ATATÜRK Köşesi

ATATÜRK’ÜN GENÇLİĞE HİTABESİ

Ey Türk gençliği! Birinci vazifen; Türk İstiklalini, Türk Cumhuriyetini, ilelebet muhafaza ve müdafaa etmektir.

Mevcudiyetinin ve istikbalinin yegâne temeli budur. Bu temel, senin en kıymetli hazinendir. İstikbalde dahi seni bu hazineden mahrum etmek isteyecek dâhilî ve haricî bedhahların olacaktır. Bir gün, İstiklal ve Cumhuriyeti müdafaa mecburiyetine düşersen, vazifeye atılmak için içinde bulunacağın vaziyetin imkân ve şeraitini düşünmeyeceksin. Bu imkân ve şerait, çok namüsait bir mahiyette tezahür edebilir. İstiklal ve Cumhuriyetine kastedecek düşmanlar, bütün dünyada emsali görülmemiş bir galibiyetin mümessili olabilirler. Cebren ve hile ile aziz vatanın bütün kaleleri zapt edilmiş, bütün tersanelerine girilmiş, bütün orduları dağıtılmış ve memleketin her köşesi bilfiil işgal edilmiş olabilir.
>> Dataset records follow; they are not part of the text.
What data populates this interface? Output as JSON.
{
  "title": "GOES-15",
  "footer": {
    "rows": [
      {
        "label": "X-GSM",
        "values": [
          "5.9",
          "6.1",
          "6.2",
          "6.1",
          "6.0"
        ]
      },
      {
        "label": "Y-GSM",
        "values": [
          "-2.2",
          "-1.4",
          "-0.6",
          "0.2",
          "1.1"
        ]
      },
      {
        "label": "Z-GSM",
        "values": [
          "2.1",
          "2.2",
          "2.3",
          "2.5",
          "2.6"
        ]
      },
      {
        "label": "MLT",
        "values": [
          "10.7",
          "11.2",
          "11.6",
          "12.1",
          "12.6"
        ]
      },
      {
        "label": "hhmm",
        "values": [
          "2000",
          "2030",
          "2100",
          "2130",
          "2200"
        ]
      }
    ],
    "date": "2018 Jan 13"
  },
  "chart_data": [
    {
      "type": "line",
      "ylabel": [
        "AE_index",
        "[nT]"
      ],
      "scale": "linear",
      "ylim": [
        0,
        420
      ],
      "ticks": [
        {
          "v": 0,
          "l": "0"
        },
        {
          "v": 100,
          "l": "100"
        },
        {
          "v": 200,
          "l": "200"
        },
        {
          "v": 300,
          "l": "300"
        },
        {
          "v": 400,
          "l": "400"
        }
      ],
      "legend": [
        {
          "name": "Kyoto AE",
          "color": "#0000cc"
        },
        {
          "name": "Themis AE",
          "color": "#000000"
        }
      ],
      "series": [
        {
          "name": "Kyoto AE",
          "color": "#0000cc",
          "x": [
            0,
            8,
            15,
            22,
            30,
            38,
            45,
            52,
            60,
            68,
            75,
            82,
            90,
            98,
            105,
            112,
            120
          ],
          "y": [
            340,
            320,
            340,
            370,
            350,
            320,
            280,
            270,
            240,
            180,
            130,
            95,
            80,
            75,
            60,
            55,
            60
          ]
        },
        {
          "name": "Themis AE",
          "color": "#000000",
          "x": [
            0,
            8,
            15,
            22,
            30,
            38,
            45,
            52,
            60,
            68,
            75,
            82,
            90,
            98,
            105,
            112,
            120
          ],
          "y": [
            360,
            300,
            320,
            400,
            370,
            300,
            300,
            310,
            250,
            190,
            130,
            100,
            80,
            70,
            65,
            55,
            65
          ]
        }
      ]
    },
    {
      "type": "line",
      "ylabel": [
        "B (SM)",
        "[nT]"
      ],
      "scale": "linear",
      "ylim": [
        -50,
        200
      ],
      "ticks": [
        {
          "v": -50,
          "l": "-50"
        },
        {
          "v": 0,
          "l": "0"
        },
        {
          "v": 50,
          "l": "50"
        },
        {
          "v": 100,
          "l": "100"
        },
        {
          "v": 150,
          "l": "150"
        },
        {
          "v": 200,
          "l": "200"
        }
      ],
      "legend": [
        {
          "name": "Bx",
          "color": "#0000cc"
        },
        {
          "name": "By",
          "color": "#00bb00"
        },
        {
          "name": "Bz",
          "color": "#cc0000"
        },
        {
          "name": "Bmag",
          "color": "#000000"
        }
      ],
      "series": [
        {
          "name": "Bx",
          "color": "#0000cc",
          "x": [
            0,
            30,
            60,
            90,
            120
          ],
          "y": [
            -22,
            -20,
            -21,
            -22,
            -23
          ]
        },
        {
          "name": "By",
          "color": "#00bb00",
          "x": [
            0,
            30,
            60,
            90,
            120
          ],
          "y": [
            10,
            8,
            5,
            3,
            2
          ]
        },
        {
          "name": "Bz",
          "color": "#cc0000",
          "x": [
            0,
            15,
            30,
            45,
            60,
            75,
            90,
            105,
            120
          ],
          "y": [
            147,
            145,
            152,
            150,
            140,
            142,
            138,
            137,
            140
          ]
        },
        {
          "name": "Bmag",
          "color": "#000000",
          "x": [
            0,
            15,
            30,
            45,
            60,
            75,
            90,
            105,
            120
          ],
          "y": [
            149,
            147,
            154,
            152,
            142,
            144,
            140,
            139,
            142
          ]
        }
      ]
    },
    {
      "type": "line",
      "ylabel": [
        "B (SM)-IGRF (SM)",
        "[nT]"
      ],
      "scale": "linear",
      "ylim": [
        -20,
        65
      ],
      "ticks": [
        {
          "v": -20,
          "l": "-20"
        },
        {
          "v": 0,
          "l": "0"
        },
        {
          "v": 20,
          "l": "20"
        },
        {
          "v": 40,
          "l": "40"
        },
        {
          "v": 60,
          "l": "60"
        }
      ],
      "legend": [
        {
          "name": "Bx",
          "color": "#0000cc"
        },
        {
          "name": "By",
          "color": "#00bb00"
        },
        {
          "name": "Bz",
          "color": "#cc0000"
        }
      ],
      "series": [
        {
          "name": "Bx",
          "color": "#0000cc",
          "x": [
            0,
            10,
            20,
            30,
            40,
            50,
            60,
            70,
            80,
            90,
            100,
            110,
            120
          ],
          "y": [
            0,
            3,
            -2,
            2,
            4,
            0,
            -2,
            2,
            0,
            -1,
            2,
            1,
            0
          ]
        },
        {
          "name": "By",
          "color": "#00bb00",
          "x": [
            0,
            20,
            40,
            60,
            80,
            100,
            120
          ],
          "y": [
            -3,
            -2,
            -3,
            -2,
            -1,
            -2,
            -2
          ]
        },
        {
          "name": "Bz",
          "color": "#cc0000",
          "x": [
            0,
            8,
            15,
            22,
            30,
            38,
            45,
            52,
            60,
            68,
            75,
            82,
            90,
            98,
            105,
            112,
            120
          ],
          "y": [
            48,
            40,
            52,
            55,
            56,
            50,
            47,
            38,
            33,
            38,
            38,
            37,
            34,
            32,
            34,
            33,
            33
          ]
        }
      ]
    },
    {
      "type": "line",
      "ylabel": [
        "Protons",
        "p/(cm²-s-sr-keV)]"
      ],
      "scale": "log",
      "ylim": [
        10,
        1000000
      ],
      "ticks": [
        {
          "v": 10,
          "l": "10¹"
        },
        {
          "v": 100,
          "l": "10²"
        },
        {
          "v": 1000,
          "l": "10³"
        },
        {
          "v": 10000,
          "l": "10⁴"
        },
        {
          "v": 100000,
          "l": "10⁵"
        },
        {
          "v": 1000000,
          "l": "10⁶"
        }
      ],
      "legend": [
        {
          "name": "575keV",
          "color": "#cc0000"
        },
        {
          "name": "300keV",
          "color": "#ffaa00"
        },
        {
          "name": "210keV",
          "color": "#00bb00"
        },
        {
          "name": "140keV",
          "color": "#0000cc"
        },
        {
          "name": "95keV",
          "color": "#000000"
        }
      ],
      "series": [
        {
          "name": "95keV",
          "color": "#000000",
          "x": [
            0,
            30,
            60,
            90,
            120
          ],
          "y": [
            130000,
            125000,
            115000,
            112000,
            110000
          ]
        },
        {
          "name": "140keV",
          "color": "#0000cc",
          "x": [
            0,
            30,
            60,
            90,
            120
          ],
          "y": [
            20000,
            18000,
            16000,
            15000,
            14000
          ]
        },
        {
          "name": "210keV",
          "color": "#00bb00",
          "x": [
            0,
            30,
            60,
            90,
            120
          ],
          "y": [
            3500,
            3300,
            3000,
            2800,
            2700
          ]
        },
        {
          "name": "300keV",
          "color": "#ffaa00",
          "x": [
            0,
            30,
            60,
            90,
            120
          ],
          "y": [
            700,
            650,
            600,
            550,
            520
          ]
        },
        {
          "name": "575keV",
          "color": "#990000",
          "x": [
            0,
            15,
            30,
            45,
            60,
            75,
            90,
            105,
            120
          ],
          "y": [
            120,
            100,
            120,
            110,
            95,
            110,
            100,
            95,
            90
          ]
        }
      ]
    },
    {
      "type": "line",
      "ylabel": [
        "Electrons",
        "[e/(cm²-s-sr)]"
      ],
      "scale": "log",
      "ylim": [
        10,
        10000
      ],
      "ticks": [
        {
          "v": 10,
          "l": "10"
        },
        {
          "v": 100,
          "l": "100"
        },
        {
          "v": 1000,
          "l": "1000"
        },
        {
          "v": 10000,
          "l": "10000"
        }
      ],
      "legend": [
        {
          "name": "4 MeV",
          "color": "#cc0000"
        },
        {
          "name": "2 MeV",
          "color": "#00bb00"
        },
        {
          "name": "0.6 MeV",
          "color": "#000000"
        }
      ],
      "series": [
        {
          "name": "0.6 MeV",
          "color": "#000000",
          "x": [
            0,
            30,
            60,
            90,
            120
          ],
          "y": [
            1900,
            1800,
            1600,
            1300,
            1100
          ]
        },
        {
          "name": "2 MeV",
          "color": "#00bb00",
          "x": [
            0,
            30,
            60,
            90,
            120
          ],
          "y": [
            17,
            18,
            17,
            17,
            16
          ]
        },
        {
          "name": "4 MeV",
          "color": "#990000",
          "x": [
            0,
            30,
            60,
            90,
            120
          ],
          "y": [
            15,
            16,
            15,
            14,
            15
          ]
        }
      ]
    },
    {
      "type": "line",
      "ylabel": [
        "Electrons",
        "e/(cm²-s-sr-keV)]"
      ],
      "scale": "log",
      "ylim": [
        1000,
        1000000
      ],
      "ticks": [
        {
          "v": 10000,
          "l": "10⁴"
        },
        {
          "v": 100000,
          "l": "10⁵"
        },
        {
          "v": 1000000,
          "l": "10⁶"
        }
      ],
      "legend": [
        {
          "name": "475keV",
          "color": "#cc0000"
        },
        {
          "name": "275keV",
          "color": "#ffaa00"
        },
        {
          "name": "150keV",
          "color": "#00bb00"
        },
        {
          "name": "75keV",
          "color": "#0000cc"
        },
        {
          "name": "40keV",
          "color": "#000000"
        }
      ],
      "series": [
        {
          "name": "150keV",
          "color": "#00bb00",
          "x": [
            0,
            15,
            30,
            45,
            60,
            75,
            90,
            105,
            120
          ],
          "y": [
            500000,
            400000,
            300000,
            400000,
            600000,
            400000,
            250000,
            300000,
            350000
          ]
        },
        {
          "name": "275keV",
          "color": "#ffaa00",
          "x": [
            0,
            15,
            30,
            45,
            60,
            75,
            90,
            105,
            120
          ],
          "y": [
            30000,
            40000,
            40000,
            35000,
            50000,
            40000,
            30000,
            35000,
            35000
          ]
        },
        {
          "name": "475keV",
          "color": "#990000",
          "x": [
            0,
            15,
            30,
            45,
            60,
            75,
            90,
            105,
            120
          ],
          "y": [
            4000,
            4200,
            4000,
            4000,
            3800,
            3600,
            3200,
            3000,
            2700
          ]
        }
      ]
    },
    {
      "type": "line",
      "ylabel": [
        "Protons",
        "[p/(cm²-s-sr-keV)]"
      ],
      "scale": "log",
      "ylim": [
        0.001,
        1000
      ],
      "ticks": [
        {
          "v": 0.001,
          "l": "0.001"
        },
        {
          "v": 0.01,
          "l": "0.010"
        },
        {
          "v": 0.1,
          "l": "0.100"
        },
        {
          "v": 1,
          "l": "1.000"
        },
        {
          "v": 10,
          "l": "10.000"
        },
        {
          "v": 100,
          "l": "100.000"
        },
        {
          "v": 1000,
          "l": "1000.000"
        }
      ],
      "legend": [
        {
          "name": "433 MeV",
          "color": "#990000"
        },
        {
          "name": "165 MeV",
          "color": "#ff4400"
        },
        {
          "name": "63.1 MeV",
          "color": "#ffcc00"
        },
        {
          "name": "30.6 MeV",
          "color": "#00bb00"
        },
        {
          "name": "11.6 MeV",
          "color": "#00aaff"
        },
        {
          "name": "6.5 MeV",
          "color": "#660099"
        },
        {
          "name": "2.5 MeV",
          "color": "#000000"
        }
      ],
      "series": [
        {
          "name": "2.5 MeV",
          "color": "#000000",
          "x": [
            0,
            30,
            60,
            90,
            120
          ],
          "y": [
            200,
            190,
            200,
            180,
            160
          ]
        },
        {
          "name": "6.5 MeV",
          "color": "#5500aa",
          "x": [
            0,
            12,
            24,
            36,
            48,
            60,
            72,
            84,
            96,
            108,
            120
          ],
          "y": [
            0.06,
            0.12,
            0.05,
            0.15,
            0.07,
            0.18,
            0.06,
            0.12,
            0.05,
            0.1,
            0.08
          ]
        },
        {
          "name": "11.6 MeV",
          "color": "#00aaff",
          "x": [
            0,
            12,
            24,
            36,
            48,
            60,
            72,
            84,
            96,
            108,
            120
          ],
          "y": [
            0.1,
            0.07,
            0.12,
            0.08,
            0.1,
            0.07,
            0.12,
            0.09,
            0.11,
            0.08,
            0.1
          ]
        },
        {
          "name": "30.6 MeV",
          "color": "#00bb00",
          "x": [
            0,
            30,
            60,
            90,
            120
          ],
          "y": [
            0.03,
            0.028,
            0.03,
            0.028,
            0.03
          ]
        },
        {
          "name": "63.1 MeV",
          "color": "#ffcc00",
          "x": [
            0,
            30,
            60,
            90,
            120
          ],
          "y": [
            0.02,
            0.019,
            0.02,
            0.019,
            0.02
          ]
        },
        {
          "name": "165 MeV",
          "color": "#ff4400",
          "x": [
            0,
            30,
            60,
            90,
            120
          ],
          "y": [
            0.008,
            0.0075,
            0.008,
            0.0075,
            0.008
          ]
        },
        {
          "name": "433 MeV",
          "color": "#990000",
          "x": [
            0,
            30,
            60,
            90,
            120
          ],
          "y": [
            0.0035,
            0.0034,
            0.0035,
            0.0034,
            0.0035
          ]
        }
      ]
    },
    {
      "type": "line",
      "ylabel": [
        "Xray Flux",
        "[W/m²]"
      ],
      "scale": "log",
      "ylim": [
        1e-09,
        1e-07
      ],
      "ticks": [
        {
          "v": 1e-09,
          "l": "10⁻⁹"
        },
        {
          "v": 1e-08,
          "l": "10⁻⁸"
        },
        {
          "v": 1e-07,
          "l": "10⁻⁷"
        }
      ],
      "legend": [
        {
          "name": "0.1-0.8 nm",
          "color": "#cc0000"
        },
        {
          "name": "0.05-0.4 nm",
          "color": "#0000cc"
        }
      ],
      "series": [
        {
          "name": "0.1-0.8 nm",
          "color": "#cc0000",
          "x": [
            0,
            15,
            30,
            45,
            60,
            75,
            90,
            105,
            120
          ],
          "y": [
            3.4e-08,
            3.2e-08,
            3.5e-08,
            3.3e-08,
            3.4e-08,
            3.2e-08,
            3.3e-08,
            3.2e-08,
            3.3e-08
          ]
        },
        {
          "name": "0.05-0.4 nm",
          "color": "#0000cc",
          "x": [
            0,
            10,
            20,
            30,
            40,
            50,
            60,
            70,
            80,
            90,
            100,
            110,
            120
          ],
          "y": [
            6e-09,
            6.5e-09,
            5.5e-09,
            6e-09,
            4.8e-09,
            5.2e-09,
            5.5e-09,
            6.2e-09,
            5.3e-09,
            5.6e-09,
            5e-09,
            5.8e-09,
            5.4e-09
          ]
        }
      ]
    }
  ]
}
Bütün bu şeraitten daha elim ve daha vahim olmak üzere, memleketin dâhilinde iktidara sahip olanlar, gaflet ve dalalet ve hatta hıyanet içinde bulunabilirler. Hatta bu iktidar sahipleri, şahsi menfaatlerini müstevlilerin siyasi emelleriyle tevhit edebilirler. Millet, fakruzaruret içinde harap ve bitap düşmüş olabilir.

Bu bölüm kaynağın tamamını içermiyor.